Large structured output schemas	JSON with many optional fields — model fills all fields even when empty	Request only required fields; use response_format with minimal schema

Model Tier Cost Multipliers (2025)

Frontier (100×)

Claude Opus, GPT-4.5, Gemini Ultra

~$15-75 per 1M output tokens

Flagship (10×)

Claude Sonnet, GPT-4o, Gemini 1.5 Pro

~$3-15 per 1M output tokens

Efficient (1×)

Claude Haiku, GPT-4o-mini, Gemini Flash

~$0.40-1.25 per 1M output tokens

Local (0 marginal)

Llama 3, Mistral, Phi-4 via Ollama/vLLM

Infrastructure cost only; no per-token charge

Exact pricing changes frequently. Always check provider pricing pages before budgeting. The multipliers above are illustrative ratios — the relative cost gap between tiers has been narrowing as efficient models improve.

Hidden Costs

Embedding generation — calls to an embedding model for every document and query in a RAG system; often overlooked in budget calculations
Vector database storage and query costs — Pinecone, Weaviate Cloud, and similar services charge for storage and read units
Observability platform — Langfuse cloud, LangSmith, or custom telemetry infrastructure
Fine-tuning compute — GPU hours for training; often underestimated in initial project budgets
Human review labour — sampling conversations for quality review; annotation for RLHF or evaluation datasets
Guardrails latency tax — additional classifier calls per request add indirect cost through infrastructure

Cost Attribution

By use case

Tag every LLM call with a use_case identifier. Essential for finding which feature is driving cost growth. A single use case consuming > 50% of spend warrants investigation.

By team

Tag with team identifier for chargeback. Makes teams accountable for their AI spend and creates incentives to optimise. Required for enterprise-scale governance.

By user

Track per-user spend to detect abuse and enforce fair-use limits. Useful for B2B SaaS: AI cost is a per-customer variable cost that must be factored into pricing.

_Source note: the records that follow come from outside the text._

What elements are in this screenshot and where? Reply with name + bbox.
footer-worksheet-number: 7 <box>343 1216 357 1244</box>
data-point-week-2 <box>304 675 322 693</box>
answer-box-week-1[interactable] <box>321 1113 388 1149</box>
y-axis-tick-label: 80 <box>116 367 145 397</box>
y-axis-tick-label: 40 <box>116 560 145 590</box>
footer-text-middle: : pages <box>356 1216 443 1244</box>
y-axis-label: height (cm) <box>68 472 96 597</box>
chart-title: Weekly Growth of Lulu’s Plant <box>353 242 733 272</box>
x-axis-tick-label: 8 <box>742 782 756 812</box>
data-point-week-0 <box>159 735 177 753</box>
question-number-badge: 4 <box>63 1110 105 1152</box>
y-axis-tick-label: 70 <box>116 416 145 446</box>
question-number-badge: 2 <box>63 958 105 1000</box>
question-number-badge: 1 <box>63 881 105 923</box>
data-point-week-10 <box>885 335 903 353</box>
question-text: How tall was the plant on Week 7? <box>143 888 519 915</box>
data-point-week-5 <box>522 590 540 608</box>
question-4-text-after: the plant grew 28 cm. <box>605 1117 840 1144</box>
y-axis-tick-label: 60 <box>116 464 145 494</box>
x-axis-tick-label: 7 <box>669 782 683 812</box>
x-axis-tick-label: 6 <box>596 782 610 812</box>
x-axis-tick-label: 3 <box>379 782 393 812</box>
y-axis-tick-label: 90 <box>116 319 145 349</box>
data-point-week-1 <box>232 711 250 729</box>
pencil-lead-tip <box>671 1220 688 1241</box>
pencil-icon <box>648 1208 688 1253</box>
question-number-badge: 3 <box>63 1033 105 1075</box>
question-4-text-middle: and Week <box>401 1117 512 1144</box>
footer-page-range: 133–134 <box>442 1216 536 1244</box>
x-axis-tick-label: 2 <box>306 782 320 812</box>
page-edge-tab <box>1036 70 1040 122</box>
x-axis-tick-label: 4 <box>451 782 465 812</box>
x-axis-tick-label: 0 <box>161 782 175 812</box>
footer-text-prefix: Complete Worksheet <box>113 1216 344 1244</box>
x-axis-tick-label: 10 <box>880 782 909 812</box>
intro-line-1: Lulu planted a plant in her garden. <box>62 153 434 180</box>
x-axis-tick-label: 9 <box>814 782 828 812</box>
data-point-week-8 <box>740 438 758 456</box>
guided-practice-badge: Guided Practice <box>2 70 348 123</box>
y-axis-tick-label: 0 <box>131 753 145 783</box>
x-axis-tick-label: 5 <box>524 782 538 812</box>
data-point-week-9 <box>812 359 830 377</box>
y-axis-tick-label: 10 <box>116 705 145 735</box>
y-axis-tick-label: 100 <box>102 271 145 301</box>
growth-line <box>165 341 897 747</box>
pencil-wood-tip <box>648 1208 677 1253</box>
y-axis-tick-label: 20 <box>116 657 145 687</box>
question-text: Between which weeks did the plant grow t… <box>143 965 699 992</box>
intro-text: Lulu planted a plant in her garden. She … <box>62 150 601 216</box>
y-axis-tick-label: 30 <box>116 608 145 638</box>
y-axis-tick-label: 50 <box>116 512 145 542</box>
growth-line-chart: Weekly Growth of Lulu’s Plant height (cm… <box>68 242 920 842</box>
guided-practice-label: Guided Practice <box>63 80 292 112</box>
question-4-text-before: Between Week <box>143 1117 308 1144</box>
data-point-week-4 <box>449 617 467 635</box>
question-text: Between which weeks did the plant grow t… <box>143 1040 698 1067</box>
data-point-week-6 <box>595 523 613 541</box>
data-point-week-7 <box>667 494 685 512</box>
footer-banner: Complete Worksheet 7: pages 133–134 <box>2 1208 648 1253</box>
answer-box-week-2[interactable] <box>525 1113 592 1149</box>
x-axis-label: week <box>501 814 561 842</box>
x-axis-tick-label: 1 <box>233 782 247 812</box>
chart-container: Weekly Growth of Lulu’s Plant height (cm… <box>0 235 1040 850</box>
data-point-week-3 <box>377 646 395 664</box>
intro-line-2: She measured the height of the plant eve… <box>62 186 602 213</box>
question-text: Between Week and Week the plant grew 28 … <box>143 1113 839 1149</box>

Checklist: Do You Understand This?

Calculate the monthly cost of a RAG chatbot with a 3,000-token system prompt, 2,000 average tokens of retrieved context, 500-token user message, and 400-token output, running 50,000 requests per day at Sonnet-tier pricing.
Why does not setting a max_tokens limit create a cost risk — not just a latency risk?
Name three hidden costs that are frequently omitted from AI project budget estimates.
What is the cost multiplier ratio between a frontier model and an efficient model, and what does it imply for routing strategy?
Why should every LLM call be tagged with a use_case identifier before it reaches the API?
How does prompt caching change the cost equation for a system with a large static system prompt?